Le Paroissien Valéry Derbigny (1780 - 1862)

« Nul n'aura de l'esprit hors nous et nos amis. »
Ce propos m'a toujours su plaire.
Je voudrais qu'il fût mien, tant je le trouve exquis.
Ne l'ayant point créé, ne voulant point m'en taire,
Que, du moins, il me soit permis
De l'ajuster à mon affaire.

Un curé faisait un sermon
(C'était, je crois, le jour des Ames),
Bien pensé, bien écrit.

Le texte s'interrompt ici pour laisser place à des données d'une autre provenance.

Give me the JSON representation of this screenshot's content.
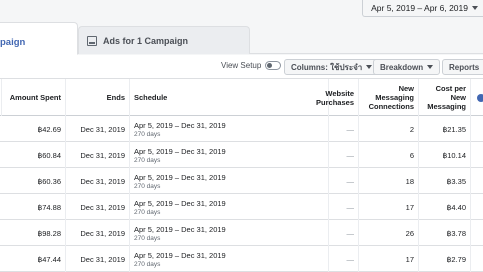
{
  "header": {
    "date_range": "Apr 5, 2019 – Apr 6, 2019"
  },
  "tabs": {
    "campaigns_label": "paign",
    "ads_label": "Ads for 1 Campaign"
  },
  "toolbar": {
    "view_setup_label": "View Setup",
    "columns_label": "Columns: ใช้ประจำ",
    "breakdown_label": "Breakdown",
    "reports_label": "Reports"
  },
  "table": {
    "columns": {
      "amount_spent": "Amount Spent",
      "ends": "Ends",
      "schedule": "Schedule",
      "website_purchases_line1": "Website",
      "website_purchases_line2": "Purchases",
      "new_messaging_line1": "New",
      "new_messaging_line2": "Messaging",
      "new_messaging_line3": "Connections",
      "cost_per_line1": "Cost per",
      "cost_per_line2": "New",
      "cost_per_line3": "Messaging"
    },
    "rows": [
      {
        "amount": "฿42.69",
        "ends": "Dec 31, 2019",
        "schedule": "Apr 5, 2019 – Dec 31, 2019",
        "days": "270 days",
        "purchases": "—",
        "messaging": "2",
        "cost": "฿21.35"
      },
      {
        "amount": "฿60.84",
        "ends": "Dec 31, 2019",
        "schedule": "Apr 5, 2019 – Dec 31, 2019",
        "days": "270 days",
        "purchases": "—",
        "messaging": "6",
        "cost": "฿10.14"
      },
      {
        "amount": "฿60.36",
        "ends": "Dec 31, 2019",
        "schedule": "Apr 5, 2019 – Dec 31, 2019",
        "days": "270 days",
        "purchases": "—",
        "messaging": "18",
        "cost": "฿3.35"
      },
      {
        "amount": "฿74.88",
        "ends": "Dec 31, 2019",
        "schedule": "Apr 5, 2019 – Dec 31, 2019",
        "days": "270 days",
        "purchases": "—",
        "messaging": "17",
        "cost": "฿4.40"
      },
      {
        "amount": "฿98.28",
        "ends": "Dec 31, 2019",
        "schedule": "Apr 5, 2019 – Dec 31, 2019",
        "days": "270 days",
        "purchases": "—",
        "messaging": "26",
        "cost": "฿3.78"
      },
      {
        "amount": "฿47.44",
        "ends": "Dec 31, 2019",
        "schedule": "Apr 5, 2019 – Dec 31, 2019",
        "days": "270 days",
        "purchases": "—",
        "messaging": "17",
        "cost": "฿2.79"
      }
    ]
  }
}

Parlant peu du démon
Et peu des éternelles flammes,
Beaucoup de Dieu, beaucoup de sa bonté,
De sa suprême volonté,
Des trésors infinis de sa miséricorde,
Il avait su toucher la corde
Qui fait vibrer les cœurs ; et chacun demeurait
Pour l'écouter, jaloux de ne point perdre un trait,
Tant sa morale avait d'attrait,
Tant sa parole avait d'empire.

Ramener le pécheur, au lieu de le maudire,
Dans son cœur attendri faire entrer le regret,
Forcer le repentir : c'était là son secret.
Tout son auditoire pleurait,
Les femmes, cela va sans dire,
Les hommes même, et même les vieillards ;
Pleurs de couler de toutes parts.
Un seul des assistants restait là, comme un terme,
Et comme insouciant d'écouter et de voir.
Tous les cœurs bondissaient : le sien demeurait ferme ;
C'était à n'y rien concevoir ;
Chacun est surpris de la chose ;
Chacun chuchote, chacun glose ;
Chacun se demande comment
Il pourrait expliquer ce dédain qui les froisse.
On l'interroge ; et lui, tout simplement :

« Je ne suis pas de la paroisse. »

Livre I, Fable 9


Fable imité de Krilov, qui l'avait dirigée contre l'intolérance des coteries littéraires de son époque et de son pays.